In burying dead on the field, every effort is made so to mark the grave that it may afterward be identified and a proper record obtained for the archives of the Graves Registration Commission. The best way is to write all the data, name, regiment and number together with the date, on a piece of paper, place it in a bottle and stick the bottle, neck down, in the top of the grave. If no bottle is available, the next best way is to write the record on a smooth piece of wood with an ordinary lead pencil which will withstand the action of water far better than ink or indelible pencil.

Here I had my last talk with Bouchard. He was very anxious to go to college and take an engineering course. I suggested Purdue, but he thought he would find it necessary to spend a year or two at some preparatory school. He had heard me speak of Culver and was very much interested in that place, and when I left it was definitely decided that, should he survive the war, he would spend at least four years at any educational institution I might recommend.

As soon as darkness came our infantry returned, and by working hard all night managed to restore the damaged part of the parapet. I went back to my dug-out for a little sleep and had just made myself comfortable when a six-inch shell struck the place and drove me out, together with a companion, George Paudash, a Chippeway Indian and corporal of our section. We had several Indians, there being two pairs of brothers, all from the same reservation and all of them splendid soldiers.

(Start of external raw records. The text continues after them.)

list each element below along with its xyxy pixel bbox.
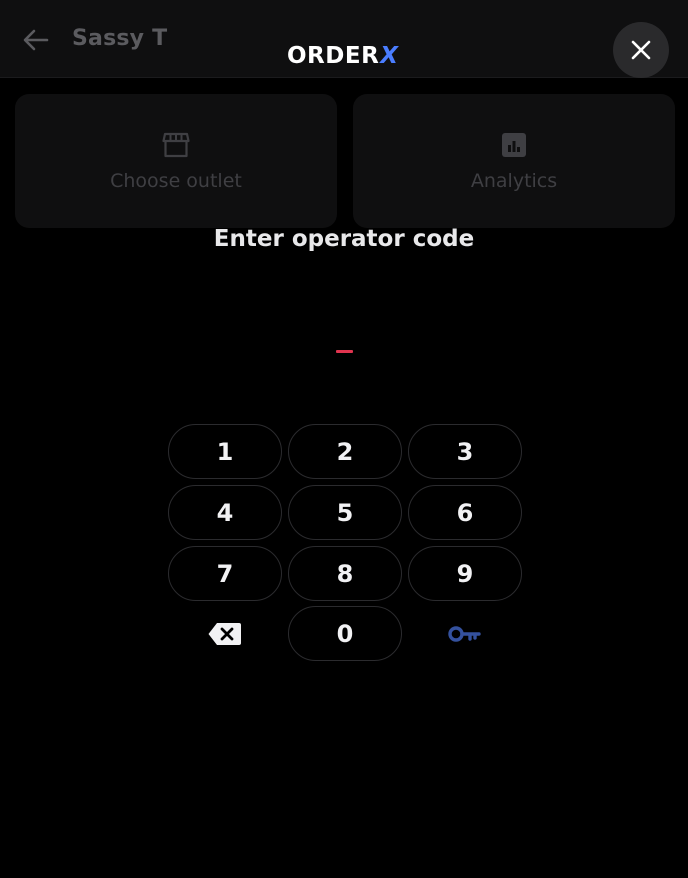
storefront-icon bbox=[161, 130, 191, 160]
keypad-key-4[interactable]: 4 bbox=[168, 485, 282, 540]
keypad-key-1[interactable]: 1 bbox=[168, 424, 282, 479]
bar-chart-icon bbox=[499, 130, 529, 160]
venue-title: Sassy T bbox=[72, 26, 168, 51]
close-button[interactable] bbox=[613, 22, 669, 78]
choose-outlet-card[interactable]: Choose outlet bbox=[15, 94, 337, 228]
analytics-label: Analytics bbox=[470, 170, 558, 192]
keypad-key-2[interactable]: 2 bbox=[288, 424, 402, 479]
key-icon bbox=[448, 625, 481, 642]
key-login-button[interactable] bbox=[408, 606, 522, 661]
arrow-left-icon bbox=[23, 29, 49, 51]
keypad-key-9[interactable]: 9 bbox=[408, 546, 522, 601]
backspace-icon bbox=[208, 622, 241, 645]
back-button[interactable] bbox=[20, 24, 52, 56]
app-root: Sassy T ORDER X Choose outlet Analytics … bbox=[0, 0, 688, 878]
keypad-key-0[interactable]: 0 bbox=[288, 606, 402, 661]
operator-code-prompt: Enter operator code bbox=[213, 226, 475, 252]
header-bar: Sassy T ORDER X bbox=[0, 0, 688, 78]
keypad-key-8[interactable]: 8 bbox=[288, 546, 402, 601]
brand-logo: ORDER X bbox=[287, 43, 398, 69]
keypad-key-6[interactable]: 6 bbox=[408, 485, 522, 540]
keypad-key-3[interactable]: 3 bbox=[408, 424, 522, 479]
choose-outlet-label: Choose outlet bbox=[110, 170, 242, 192]
brand-name: ORDER bbox=[287, 43, 380, 69]
analytics-card[interactable]: Analytics bbox=[353, 94, 675, 228]
close-icon bbox=[631, 40, 651, 60]
pin-cursor bbox=[336, 350, 353, 353]
backspace-button[interactable] bbox=[168, 606, 282, 661]
brand-mark: X bbox=[380, 43, 399, 69]
keypad-key-5[interactable]: 5 bbox=[288, 485, 402, 540]
keypad-key-7[interactable]: 7 bbox=[168, 546, 282, 601]
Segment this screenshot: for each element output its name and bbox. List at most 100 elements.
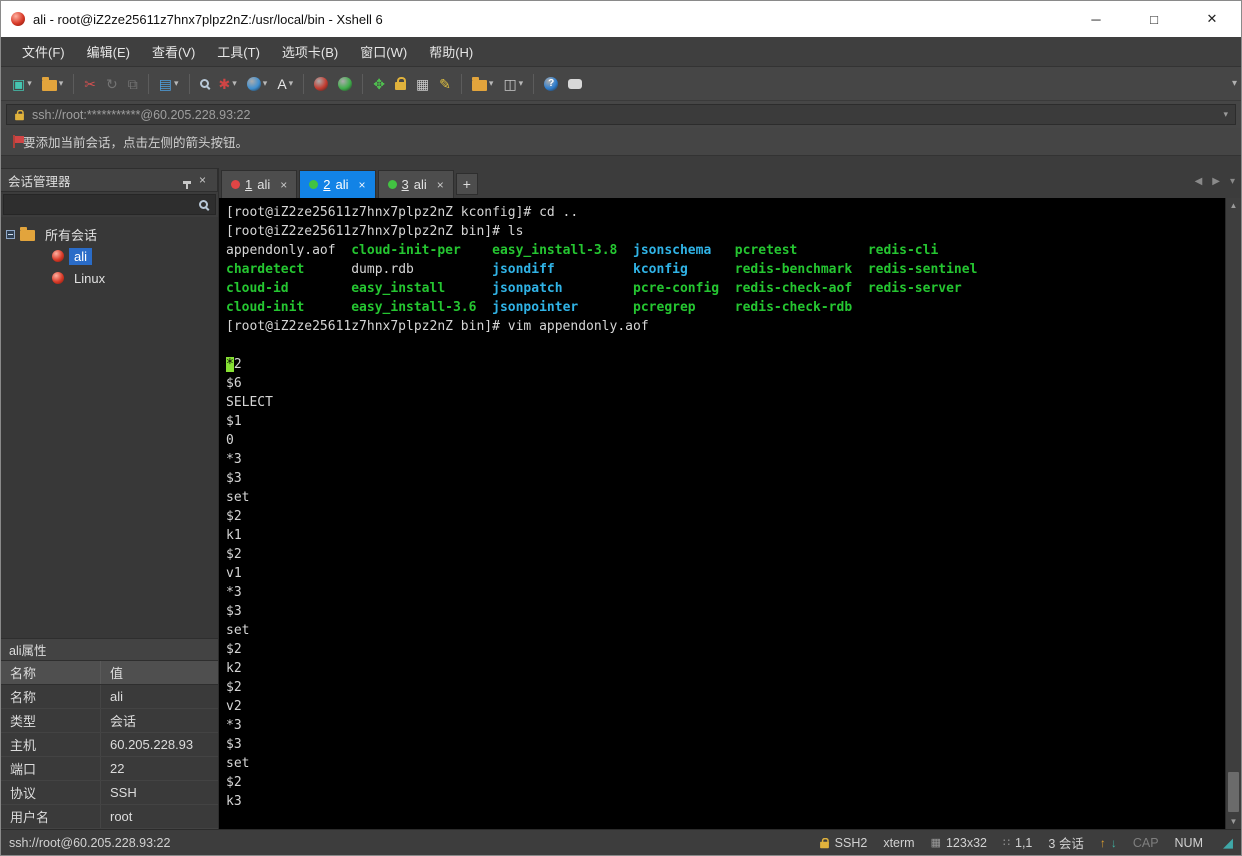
statusbar: ssh://root@60.205.228.93:22 SSH2 xterm ▦… <box>1 829 1241 855</box>
help-button[interactable]: ? <box>540 73 562 95</box>
tab-nav: ◀ ▶ ▾ <box>1195 176 1235 187</box>
panel-close-icon[interactable]: × <box>195 173 210 187</box>
menu-item[interactable]: 工具(T) <box>206 37 271 66</box>
encoding-button[interactable]: ▾ <box>243 73 272 95</box>
tab-close-icon[interactable]: × <box>359 178 366 192</box>
terminal-line: SELECT <box>226 395 273 410</box>
size-icon: ▦ <box>930 837 941 849</box>
num-lock-indicator: NUM <box>1174 835 1203 850</box>
session-status-icon <box>231 180 240 189</box>
terminal-line: [root@iZ2ze25611z7hnx7plpz2nZ bin]# ls <box>226 224 524 239</box>
font-button[interactable]: A ▾ <box>273 73 297 95</box>
xshell-logo-icon <box>11 12 25 26</box>
minimize-button[interactable]: ─ <box>1067 1 1125 37</box>
new-session-button[interactable]: ▣ ▾ <box>8 73 36 95</box>
session-tab[interactable]: 2 ali × <box>299 170 376 198</box>
property-cell: 会话 <box>110 714 137 729</box>
tab-scroll-right-icon[interactable]: ▶ <box>1212 176 1220 187</box>
disconnect-button[interactable]: ✂ <box>80 73 100 95</box>
tab-number: 1 <box>245 177 253 192</box>
soft-keyboard-button[interactable]: ▦ <box>412 73 433 95</box>
scroll-up-icon[interactable]: ▲ <box>1226 198 1241 213</box>
menu-item[interactable]: 查看(V) <box>141 37 206 66</box>
terminal-line: 0 <box>226 433 234 448</box>
session-manager-panel: 会话管理器 × 所有会话 ali Linux ali属性 名称值名称 ali 类型 会话… <box>1 168 219 829</box>
menu-item[interactable]: 窗口(W) <box>349 37 418 66</box>
menu-item[interactable]: 选项卡(B) <box>271 37 349 66</box>
layout-button[interactable]: ◫ ▾ <box>499 73 527 95</box>
close-button[interactable]: ✕ <box>1183 1 1241 37</box>
layout-button-icon: ◫ <box>503 75 517 92</box>
tabbar-tabs: 1 ali × 2 ali × 3 ali × <box>221 170 456 198</box>
session-item[interactable]: ali <box>6 245 213 267</box>
session-name: Linux <box>74 270 106 286</box>
reconnect-button[interactable]: ↻ <box>102 73 122 95</box>
terminal-area[interactable]: [root@iZ2ze25611z7hnx7plpz2nZ kconfig]# … <box>219 198 1241 829</box>
session-tree-root[interactable]: 所有会话 <box>6 223 213 245</box>
maximize-button[interactable]: □ <box>1125 1 1183 37</box>
scroll-down-icon[interactable]: ▼ <box>1226 814 1241 829</box>
window-controls: ─ □ ✕ <box>1067 1 1241 37</box>
terminal-line: set <box>226 623 250 638</box>
terminal-line: k1 <box>226 528 242 543</box>
dropdown-arrow-icon: ▾ <box>488 78 494 88</box>
tree-root-label: 所有会话 <box>45 227 98 243</box>
terminal-line: $6 <box>226 376 242 391</box>
fullscreen-button[interactable]: ✥ <box>369 73 389 95</box>
property-cell: 用户名 <box>1 805 101 828</box>
xftp-button[interactable] <box>334 73 356 95</box>
scrollbar-thumb[interactable] <box>1228 772 1239 812</box>
tab-close-icon[interactable]: × <box>280 178 287 192</box>
toolbar-overflow-icon[interactable]: ▾ <box>1232 78 1237 89</box>
session-name: ali <box>69 247 93 265</box>
session-item[interactable]: Linux <box>6 267 213 289</box>
toolbar-separator <box>460 73 462 94</box>
session-status-icon <box>309 180 319 189</box>
property-cell: 22 <box>110 761 125 776</box>
properties-button[interactable]: ▤ ▾ <box>155 73 183 95</box>
xshell-button-icon <box>314 76 329 91</box>
toolbar-separator <box>147 73 149 94</box>
tab-scroll-left-icon[interactable]: ◀ <box>1195 176 1203 187</box>
quick-commands-button[interactable]: ▾ <box>468 73 498 95</box>
address-field[interactable]: ▾ <box>6 104 1236 125</box>
session-tab[interactable]: 1 ali × <box>221 170 298 198</box>
tab-close-icon[interactable]: × <box>437 178 444 192</box>
property-cell: 类型 <box>1 709 101 732</box>
address-input[interactable] <box>32 107 1217 122</box>
pin-icon[interactable] <box>179 173 195 189</box>
property-row: 协议 SSH <box>1 781 218 805</box>
highlight-button-icon: ✎ <box>439 75 451 92</box>
properties-button-icon: ▤ <box>158 75 172 92</box>
collapse-icon[interactable] <box>6 229 15 239</box>
tab-label: ali <box>413 177 427 192</box>
properties-header-cell: 值 <box>110 666 124 681</box>
xshell-button[interactable] <box>310 73 332 95</box>
menu-item[interactable]: 文件(F) <box>11 37 76 66</box>
feedback-button[interactable] <box>564 75 586 93</box>
menu-item[interactable]: 帮助(H) <box>418 37 484 66</box>
property-row: 用户名 root <box>1 805 218 829</box>
resize-grip[interactable]: ◢ <box>1223 835 1233 851</box>
session-tab[interactable]: 3 ali × <box>377 170 454 198</box>
duplicate-session-button[interactable]: ⧉ <box>124 73 142 95</box>
folder-icon <box>20 227 35 241</box>
terminal-line: set <box>226 756 250 771</box>
address-dropdown-icon[interactable]: ▾ <box>1223 109 1228 120</box>
color-scheme-button[interactable]: ✱ ▾ <box>215 73 241 95</box>
search-input[interactable] <box>3 194 216 215</box>
highlight-button[interactable]: ✎ <box>435 73 455 95</box>
menu-item[interactable]: 编辑(E) <box>76 37 141 66</box>
terminal-line: $2 <box>226 642 242 657</box>
soft-keyboard-button-icon: ▦ <box>415 75 430 92</box>
terminal-line: [root@iZ2ze25611z7hnx7plpz2nZ kconfig]# … <box>226 205 579 220</box>
terminal-scrollbar[interactable]: ▲ ▼ <box>1225 198 1241 829</box>
new-tab-button[interactable]: + <box>455 173 478 195</box>
dropdown-arrow-icon: ▾ <box>518 78 524 88</box>
open-session-button[interactable]: ▾ <box>38 73 68 95</box>
lock-screen-button[interactable] <box>391 73 410 94</box>
titlebar: ali - root@iZ2ze25611z7hnx7plpz2nZ:/usr/… <box>1 1 1241 37</box>
tab-number: 2 <box>323 177 331 192</box>
find-button[interactable] <box>196 75 213 92</box>
tab-menu-icon[interactable]: ▾ <box>1230 176 1235 187</box>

We had several men hit that night by rifle grenades. I particularly remember two: Flanagan and McFarland. The former was hit in numerous places, some of them really serious, but was most concerned over a little scratch on his face which he was afraid would injure his good-looks. McFarland, just a boy, about eighteen, had his left hand terribly mangled and nearly twenty pieces of metal in other parts of his body, but he laughed and called out: “I’ve got my Blighty; I’ve got my Blighty.” His brother had been shot through both eyes and totally blinded a short time before. By the merest chance I saw McFarland a few days later, as he was being taken aboard a hospital ship at Boulogne and he then gave me his wrist watch, which had been shattered and driven into the flesh, asking that I send it to his father in Canada: I sent it by registered post, from London, but never heard from it.

The artillery fighting continued for several days and on the night of the eighteenth we were relieved and moved back to Bedford House, in reserve.

Next morning I was summoned to Battalion Headquarters and informed that I had been commissioned and was ordered back to England to act as an instructor in one of the training divisions. Our Colonel at this time also received his promotion to Brigadier-General and he promised, as soon as he was assigned to a brigade, that he would request I be transferred to his command as brigade machine gun officer. He did, afterward, make an effort to have this done, but it was too late. I had finally got my “long Blighty,” and was out.

It was hard to part from that old crowd. I did not know when I would get back, but we all knew, without question, that there would be other faces gone from the ranks before we met again. When I did return, during the Somme campaign, I was attached to another battalion and did not often see the Twenty-first and when I did, I recognized but few of them. They had taken part in the great advance of September fifteenth, which captured Courcellette and numerous other towns–the greatest gain ever made in one day on the Western Front until the recent one at Cambrai–and had helped to add another glorious page to Canada’s brilliant record. But the cost was great. Many, oh, so many of the bravest and the best fell that day and among them was “my little boy,” Bouchard, killed at the age of eighteen, after two years of service.

Yes; a boy in years, but he worked like a man, fought like a man and, thank God he died like a man–out in front, fighting.